Where Ideas Grow

Salomé Pinho draws in more funding

Researcher Salomé Pinho, leader of the Immunology, Cancer GlycoMedicine group, was recently honored by the International Organization for the Study of Intestinal Inflammatory Diseases (IOIBD) - the only worldwide organization dedicated to these chronic and disabling gastrointestinal diseases - with the financing of an innovative project that aims to develop new methodologies to identify the causes of the disease. The ultimate goal is to advance strategies for early diagnosis and prevention of disease.

 

The IOIBD - which brings together physicians and scientists from Europe, USA, Canada, South Africa, Australia, Hong Kong, Israel, Japan, New Zealand and South America - has the mission of promoting the health of people with Inflammatory Bowel Disease (Crohn's Disease and Ulcerative Colitis), defining guidelines for patient care, education and research. One of the ways it acts is to finance innovative projects and large-scale trials with the objective of contributing in the long term to the clarification of the causes of these diseases and to the development of a causal and curative treatment. This funding from the IOIBD is due to the “recognition of research work in the area of Inflammatory Bowel Disease led by researcher Salomé Pinho”. This is the first time that the IOIBD has awarded a researcher in Portugal.

 

It should be remembered that one of the scientific milestones of this Portuguese research group was the pioneering studies that allowed the identification of a deficiency in a carbohydrate or glycan of the T lymphocytes of the gut of patients with Inflammatory Bowel Disease. The team demonstrated that this sugar deficiency is associated with the hyperactivation of intestinal inflammation, which has enabled them to develop new therapeutic strategies and new biomarkers of disease prognosis.

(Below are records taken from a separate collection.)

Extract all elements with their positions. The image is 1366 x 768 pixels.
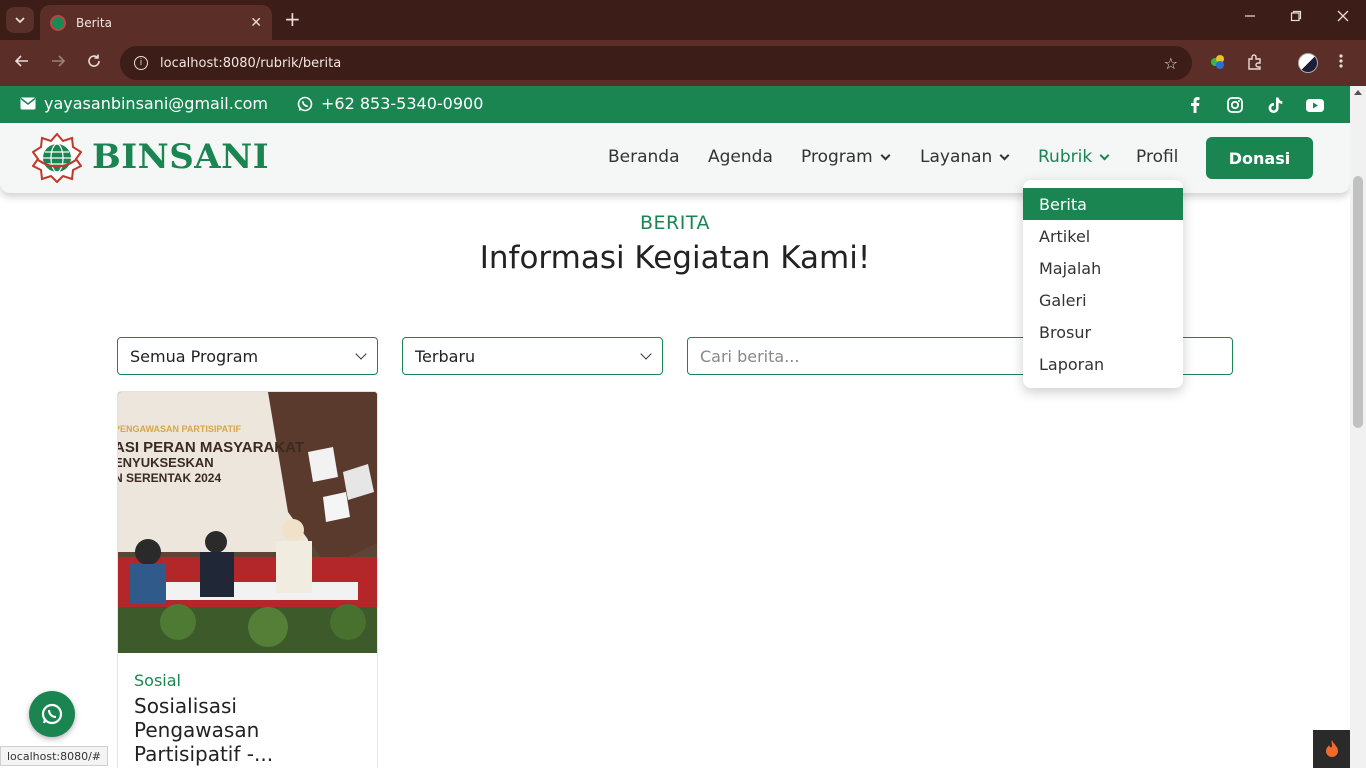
- dropdown-item-majalah[interactable]: Majalah: [1023, 252, 1183, 284]
- favicon-icon: [50, 14, 66, 31]
- dropdown-item-berita[interactable]: Berita: [1023, 188, 1183, 220]
- reload-icon: [88, 54, 100, 67]
- nav-profil[interactable]: Profil: [1136, 147, 1178, 167]
- banner-line-2: ASI PERAN MASYARAKAT: [118, 439, 304, 456]
- banner-line-1: PENGAWASAN PARTISIPATIF: [118, 424, 242, 434]
- scroll-up-arrow-icon[interactable]: [1354, 90, 1362, 95]
- bookmark-star-icon[interactable]: ☆: [1164, 54, 1178, 73]
- tab-search-button[interactable]: [6, 7, 34, 33]
- event-photo: PENGAWASAN PARTISIPATIF ASI PERAN MASYAR…: [118, 392, 377, 653]
- browser-tab-active[interactable]: Berita ✕: [40, 5, 272, 40]
- arrow-right-icon: [52, 55, 66, 67]
- forward-button[interactable]: [50, 53, 66, 73]
- whatsapp-float-button[interactable]: [29, 691, 75, 737]
- chevron-down-icon: [640, 347, 652, 360]
- envelope-icon: [20, 97, 36, 110]
- url-text: localhost:8080/rubrik/berita: [160, 55, 342, 71]
- page-scrollbar[interactable]: [1350, 86, 1366, 768]
- nav-program-label: Program: [801, 147, 873, 167]
- tab-title: Berita: [76, 15, 112, 30]
- banner-line-3: ENYUKSESKAN: [118, 455, 214, 470]
- news-card-title[interactable]: Sosialisasi Pengawasan Partisipatif -...: [134, 694, 334, 766]
- new-tab-button[interactable]: +: [284, 9, 301, 29]
- dropdown-item-laporan[interactable]: Laporan: [1023, 348, 1183, 380]
- donate-button[interactable]: Donasi: [1206, 137, 1313, 179]
- dropdown-item-brosur[interactable]: Brosur: [1023, 316, 1183, 348]
- dropdown-item-galeri[interactable]: Galeri: [1023, 284, 1183, 316]
- phone-text: +62 853-5340-0900: [321, 94, 484, 113]
- program-filter-select[interactable]: Semua Program: [117, 337, 378, 375]
- program-filter-value: Semua Program: [130, 346, 259, 366]
- close-icon: [1337, 10, 1349, 22]
- link-status-bar: localhost:8080/#: [0, 746, 108, 766]
- news-card-image[interactable]: PENGAWASAN PARTISIPATIF ASI PERAN MASYAR…: [118, 392, 377, 653]
- nav-rubrik[interactable]: Rubrik: [1038, 147, 1110, 167]
- news-card-category[interactable]: Sosial: [134, 671, 181, 690]
- dropdown-item-artikel[interactable]: Artikel: [1023, 220, 1183, 252]
- chevron-down-icon: [880, 150, 891, 160]
- address-bar[interactable]: i localhost:8080/rubrik/berita ☆: [120, 46, 1192, 80]
- news-card[interactable]: PENGAWASAN PARTISIPATIF ASI PERAN MASYAR…: [117, 391, 378, 768]
- flame-icon[interactable]: [1313, 730, 1350, 768]
- nav-program[interactable]: Program: [801, 147, 891, 167]
- restore-window-button[interactable]: [1290, 10, 1302, 26]
- reload-button[interactable]: [86, 53, 102, 73]
- nav-beranda-label: Beranda: [608, 147, 680, 167]
- web-page: yayasanbinsani@gmail.com +62 853-5340-09…: [0, 86, 1350, 768]
- tiktok-icon[interactable]: [1265, 95, 1285, 115]
- scrollbar-thumb[interactable]: [1353, 176, 1363, 428]
- close-tab-icon[interactable]: ✕: [250, 15, 262, 31]
- chevron-down-icon: [1099, 150, 1110, 160]
- whatsapp-icon: [41, 703, 63, 725]
- extension-colorful-icon[interactable]: [1209, 53, 1227, 75]
- nav-beranda[interactable]: Beranda: [608, 147, 680, 167]
- email-text: yayasanbinsani@gmail.com: [44, 94, 268, 113]
- binsani-logo-icon[interactable]: [32, 133, 82, 183]
- sort-select[interactable]: Terbaru: [402, 337, 663, 375]
- nav-agenda-label: Agenda: [708, 147, 773, 167]
- rubrik-dropdown-menu: Berita Artikel Majalah Galeri Brosur Lap…: [1023, 180, 1183, 388]
- browser-toolbar: i localhost:8080/rubrik/berita ☆: [0, 40, 1366, 86]
- nav-rubrik-label: Rubrik: [1038, 147, 1093, 167]
- brand-name[interactable]: BINSANI: [92, 137, 269, 177]
- site-info-icon[interactable]: i: [134, 56, 148, 70]
- restore-icon: [1290, 10, 1302, 22]
- chevron-down-icon: [355, 347, 367, 360]
- nav-profil-label: Profil: [1136, 147, 1179, 167]
- browser-menu-icon[interactable]: [1338, 53, 1344, 73]
- phone-link[interactable]: +62 853-5340-0900: [297, 94, 483, 113]
- banner-line-4: N SERENTAK 2024: [118, 471, 221, 485]
- minimize-window-button[interactable]: [1244, 10, 1256, 26]
- minimize-icon: [1245, 15, 1255, 17]
- chevron-down-icon: [15, 17, 25, 24]
- nav-agenda[interactable]: Agenda: [708, 147, 773, 167]
- back-button[interactable]: [14, 53, 30, 73]
- contact-topbar: yayasanbinsani@gmail.com +62 853-5340-09…: [0, 86, 1350, 124]
- sort-value: Terbaru: [415, 346, 476, 366]
- facebook-icon[interactable]: [1185, 95, 1205, 115]
- youtube-icon[interactable]: [1305, 95, 1325, 115]
- profile-avatar[interactable]: [1298, 53, 1318, 73]
- arrow-left-icon: [14, 55, 28, 67]
- chevron-down-icon: [999, 150, 1010, 160]
- whatsapp-icon: [297, 96, 313, 111]
- email-link[interactable]: yayasanbinsani@gmail.com: [20, 94, 268, 113]
- nav-layanan-label: Layanan: [920, 147, 993, 167]
- nav-layanan[interactable]: Layanan: [920, 147, 1010, 167]
- close-window-button[interactable]: [1337, 10, 1349, 26]
- instagram-icon[interactable]: [1225, 95, 1245, 115]
- extensions-puzzle-icon[interactable]: [1246, 53, 1264, 75]
- browser-tab-strip: Berita ✕ +: [0, 0, 1366, 40]
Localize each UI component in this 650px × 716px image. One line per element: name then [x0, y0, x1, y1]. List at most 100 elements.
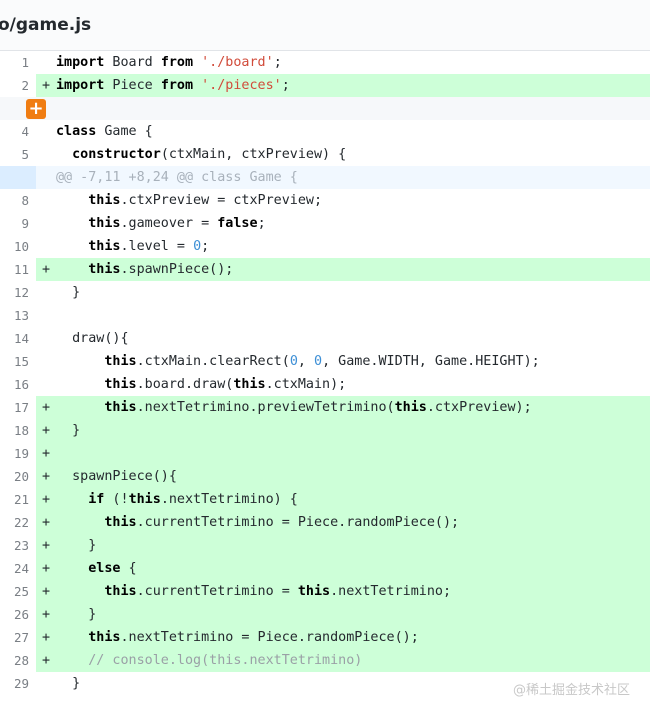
code-content: draw(){: [56, 327, 650, 350]
code-token: this: [104, 377, 137, 392]
code-token: class: [56, 124, 97, 139]
code-token: 0: [289, 354, 298, 369]
diff-marker: +: [36, 534, 56, 557]
code-content: }: [56, 534, 650, 557]
line-number[interactable]: 16: [0, 373, 36, 396]
hunk-header[interactable]: @@ -7,11 +8,24 @@ class Game {: [0, 166, 650, 189]
line-number[interactable]: 13: [0, 304, 36, 327]
code-token: .nextTetrimino = Piece.randomPiece();: [120, 630, 419, 645]
code-token: Piece: [104, 78, 161, 93]
line-number[interactable]: 28: [0, 649, 36, 672]
code-token: .level =: [120, 239, 194, 254]
diff-marker: +: [36, 511, 56, 534]
line-number[interactable]: 25: [0, 580, 36, 603]
diff-marker: +: [36, 442, 56, 465]
code-token: .ctxMain);: [265, 377, 347, 392]
code-token: this: [88, 193, 121, 208]
line-number[interactable]: 27: [0, 626, 36, 649]
diff-marker: [36, 235, 56, 258]
line-number[interactable]: 22: [0, 511, 36, 534]
code-token: import: [56, 78, 105, 93]
diff-marker: +: [36, 419, 56, 442]
diff-marker: +: [36, 580, 56, 603]
code-token: ,: [297, 354, 314, 369]
line-number[interactable]: 5: [0, 143, 36, 166]
diff-line: 13: [0, 304, 650, 327]
code-token: draw(){: [56, 331, 129, 346]
diff-line: 20 + spawnPiece(){: [0, 465, 650, 488]
code-content: import Board from './board';: [56, 51, 650, 74]
line-number[interactable]: 19: [0, 442, 36, 465]
line-number[interactable]: 8: [0, 189, 36, 212]
code-token: .nextTetrimino;: [330, 584, 452, 599]
diff-marker: [36, 120, 56, 143]
diff-marker: [36, 281, 56, 304]
code-token: this: [88, 216, 121, 231]
code-token: this: [104, 515, 137, 530]
code-content: import Piece from './pieces';: [56, 74, 650, 97]
watermark: @稀土掘金技术社区: [512, 683, 630, 698]
code-token: ;: [273, 55, 282, 70]
line-number[interactable]: 1: [0, 51, 36, 74]
plus-icon: +: [28, 98, 44, 119]
line-number[interactable]: 10: [0, 235, 36, 258]
line-number[interactable]: 14: [0, 327, 36, 350]
diff-line: 10 this.level = 0;: [0, 235, 650, 258]
line-number[interactable]: 29: [0, 672, 36, 695]
code-token: spawnPiece(){: [56, 469, 177, 484]
diff-marker: +: [36, 603, 56, 626]
diff-line: 23 + }: [0, 534, 650, 557]
code-token: (!: [104, 492, 129, 507]
code-token: }: [56, 676, 81, 691]
code-token: this: [88, 262, 121, 277]
diff-marker: [36, 166, 56, 189]
line-number[interactable]: 24: [0, 557, 36, 580]
code-token: false: [217, 216, 258, 231]
code-token: if: [88, 492, 105, 507]
code-token: .gameover =: [120, 216, 218, 231]
diff-marker: +: [36, 557, 56, 580]
code-content: [56, 97, 650, 120]
line-number[interactable]: 20: [0, 465, 36, 488]
diff-line: 16 this.board.draw(this.ctxMain);: [0, 373, 650, 396]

These findings were recently published in two high impact international journals: Proceedings for the National Academy of Sciences and the Journal of Crohns and Colitis.

 

For the Portuguese researcher, receiving a distinction from IOIBD is "synonymous with international recognition of the work we have developed. This project that IOIBD has just distinguished is innovative and brings together the scientific know-how of two complementary research groups, the i3S leading group and an American research group at Mont Sinai Hospital in New York, led by a worldwide reference in the field of Inflammatory Bowel Disease, Prof. Jean-Frederic Colombel.

 

“This international project”, says Salomé Pinho, “will allow the development of innovative techniques and methodologies that will be used to characterize a globally unique population of patients with Inflammatory Bowel Disease in order to identify causal mechanisms of the disease and, thus, to find new strategies for preventing the development of the disease”.

 

“We are excited to begin this collaboration with Salomé Pinho’s group, given her internationally recognized experience in glycosylation processes. Our most recent results point to the possible implication of the glycosylation pathway in the early stages of Crohn's disease. This collaboration can lead to innovative discoveries in the prognosis and eventually prevention of this devastating disease”, said Jean-Frederic Colombel, MD, gastroenterologist, director of the Clinical and Research Center for Inflammatory Bowel Diseases at the Icahn College of Medicine, Mount Sinai, New York, USA.